Yes, I know, Toby!” Simon snarled, as he took the letter and put it into his desk drawer. You always thought the scamp had sprouting wings, and now you are sure they are full size. That is why you have never risen higher in life, Toby. Your eyes are too easily closed. Leave it to you, and we’d never foreclose a mortgage on a widow with a full stocking hid away under her hearth. Believing in heaven on earth has held many a man back from prosperity.”
Then you don’t think—you don’t actually believe that Fred—”
Set down in that chair, Toby. Me and you are the only folks in Stafford that know how that boy buncoed me, and I reckon it’s only natural for me to be willing to talk about it when there is anything to say. I endured several years of that fellow’s devilment, and I’m not calculated to be fooled as easily as others might who never had him on their hands. You see,” the banker went on, as his clerk lowered his thin person timidly into a chair and leaned forward—you will note that he writes that he’s got a good, substantial job with a rich man, who, while he knows all about the boy’s devilment here at Stafford, has completely overlooked it. Huh! we all know the world is full of men of capital who are ready to take in a runaway thief and hand over three thousand cool plunks to him just to show good-will and the like! To begin with, Toby, that is an underhanded slap at me; it is saying, in a roundabout way, that a plumb stranger is giving a son of mine a chance that he never had at home. But the tale, from start to finish, is a lie out of whole cloth, as I have good and private reason to know.”
Do you think so, Mr. Walton?” Lassiter’s fallen countenance sank even lower.
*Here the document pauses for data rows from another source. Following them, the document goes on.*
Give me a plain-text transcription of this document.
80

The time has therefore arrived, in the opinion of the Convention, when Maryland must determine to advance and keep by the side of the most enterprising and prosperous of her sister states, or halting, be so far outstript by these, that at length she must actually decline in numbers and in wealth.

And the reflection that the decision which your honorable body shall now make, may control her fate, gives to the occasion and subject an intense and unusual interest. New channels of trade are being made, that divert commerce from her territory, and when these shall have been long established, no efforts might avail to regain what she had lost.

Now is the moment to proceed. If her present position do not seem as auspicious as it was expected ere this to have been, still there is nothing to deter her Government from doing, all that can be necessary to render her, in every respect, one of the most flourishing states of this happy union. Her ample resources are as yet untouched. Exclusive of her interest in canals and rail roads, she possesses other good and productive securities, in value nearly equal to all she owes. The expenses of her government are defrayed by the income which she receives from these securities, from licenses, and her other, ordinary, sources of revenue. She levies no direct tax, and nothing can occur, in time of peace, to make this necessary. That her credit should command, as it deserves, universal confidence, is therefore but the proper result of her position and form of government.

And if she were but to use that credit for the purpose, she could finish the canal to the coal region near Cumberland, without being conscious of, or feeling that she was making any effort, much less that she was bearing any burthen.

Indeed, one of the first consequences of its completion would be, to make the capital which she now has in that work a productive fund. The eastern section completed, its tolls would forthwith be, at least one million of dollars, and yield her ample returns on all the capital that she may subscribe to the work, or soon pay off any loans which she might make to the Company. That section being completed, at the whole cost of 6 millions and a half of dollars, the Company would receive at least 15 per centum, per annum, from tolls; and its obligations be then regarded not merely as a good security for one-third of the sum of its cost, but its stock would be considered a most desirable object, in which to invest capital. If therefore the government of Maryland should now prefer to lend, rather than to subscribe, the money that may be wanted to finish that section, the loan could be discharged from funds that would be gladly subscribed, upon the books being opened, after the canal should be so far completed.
Of course I think so, or I wouldn’t be sitting here telling you about it. I haven’t been idle on this thing, Toby, though I never let anybody know what I was up to. You see, I am an old man now, and in law I never had but one heir to my effects, outside of my present wife, and it struck me as pretty queer for that heir, disinherited on paper or not, to keep absolutely out of sight and sound all these years when as big a plum as I am supposed to be is still aboveground. You see, the scamp has got what some folks would call a ‘natural expectancy,’ even on the chance of breaking any will I might make, and you can bet there are plenty of men slick enough to speculate on such chances, slim as they might look to me or you. So you see, Toby, knowing all that, I kept a sharp lookout for developments. I decided first of all to keep a watch on the young woman he left high and dry and in such a miserable plight. I used to sort o’ saunter by her mammy’s house once in a while
bvi company setup .
Sometimes I’d catch a glimpse of the girl by accident, but she kept as well hid as any mole that ever burrowed in the ground. Sometimes I’d see her—when she was to be seen at all—daubing away at some picture or other on a peaked frame, and I must say that every time I’d see her looking so neat and pretty, with her fine head of hair flowing over her brow in that easy, fluffy sort of way, and them big, deep, babyish eyes of hers—well, to come to the point, I began to think that it wasn’t quite natural for any fellow to go clean off and leave such a creature behind for good and all. You see, she’s too good-looking, too attractive, for any man to drop once he was favored, and—well, it made me suspicious, to say the least
Then I begun to notice the child, who was always hemmed up in that little pen of a yard, and never allowed to stick his head out or have any playmates. I saw that he was always rigged up as fine as a fiddle, looking as if he’d just come out of a bandbox; and as I knew, from personal knowledge, that the old lady had no income to speak of, except the rent on her barren little farm, I used to wonder where the cash was coming from. Now and then I’d see Watts & Co.‘s delivery wagon leaving groceries at the back door, and I found out through them, on the sly, that the grub bills was always paid. Then what do you think I did? I did some bang-up, fine detective work, if I do say it. I nosed around until I found out
Karson Choi, through a clerk in the express office here, that packages of money were coming pretty regularly to the sly little lassie from somebody in Atlanta who called himself ‘F. B. Jenkins.’ Whoever it was, was using the express to hide his tracks, instead of sending bank-checks, which might come to my attention, as Fred well knew.”